Le dichiarazioni di Cristiano Lucarelli nel post partita di Ternana-Turris 2-2

“La squadra è stata brava a riprendere una partita che oggi poteva veramente finire con la sconfitta. Le condizioni oggi erano molto difficili, una giornata no, e dobbiamo anche fare anche i complimenti agli avversari per come hanno interpretato il match. Avevano tutte le caratteristiche per farci male e ci sono riusciti soprattutto con le ripartenze di Pandolfi. In questo campionato ogni partita è dura e certamente il match di oggi non cambia quanto di buono abbiamo fatto fino ad ora. Ora ci serve un po’ di riposo e riuscire a recuperare le energie e i diversi giocatori che hanno avuto problemi fisici recentemente.

Pareggio conquistato con le unghie e con i denti, perciò va preso con orgoglio. Era facile scivolare nel nervosismo di una sfida che sembrava non poter essere ripresa. Ci siamo giocati tutto fino al 95′ e la mia scelta di metterci a tre dietro è stata fatta per rischiare meno contropiedi possibili. Per vie centrali non c’era spazio ed in alcuni casi siamo andati al cross quasi da centrocampo, cosa che purtroppo porta pochissimi pericoli dalle parti della porta avversaria. Ribadisco che la Turris si è confermato un avversario temibile che metterà in difficoltà molte compagini. Noi abbiamo letto male la contesa, dovevamo lasciare il pallino del gioco a loro facendoli scoprire.

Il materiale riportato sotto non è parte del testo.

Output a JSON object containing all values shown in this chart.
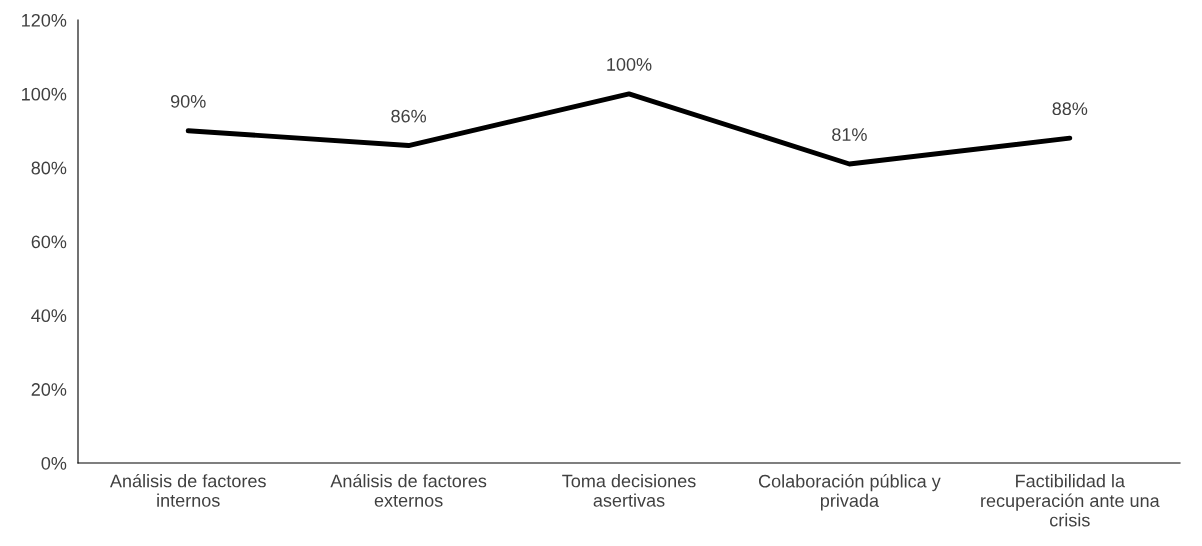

È un punto salutare quello che abbiamo preso contro la Turris. Fin da subito si è capito che era una giornata difficile, contro un avversario complicato. Volevamo chiudere l’anno in maniera differente, ma il calcio è anche questo. Devo fare i complimenti agli avversari perché si sono presentati al Liberati per fare la loro partita, preparando la fase difensiva davvero bene. Hanno difeso quasi sempre con tutti gli uomini dietro la linea del pallone ed hanno colpito quando potuto. Anzi in alcune circostanze abbiamo rischiato il terzo gol subito che avrebbe forse chiuso la sfida. Le occasioni più nitide di certo sono le nostre, però a volte capite di non vincere anche se crei. Rosicare per non aver vinto senza perdere mi può stare anche bene.

Avevo chiesto ai ragazzi di chiudere il 2020 con il numero 4 davanti. Se fossero stati 42 punti sarebbe stato meglio, ma anche 40 è un risultato ottimo. Nessuno vince 36 partite su 36, quindi va bene così e ripartiamo come successo dopo la trasferta con la Casertana.

Qualcuno ha provato a metterci in bocca parole sulla vittoria del campionato già in tasca. Sfido qualcuno a dimostrare ciò. Ci sono casi di squadre che hanno vinto il campionato con vantaggio anche maggiori a quello nostro di oggi. Bari a -7? Devono andare a Palermo mercoledì, una delle trasferte più difficili che ci aspettano nel girone di ritorno. Se sono così sicuri di ottenere i tre punti vuol dire che sottovalutano un avversario forte.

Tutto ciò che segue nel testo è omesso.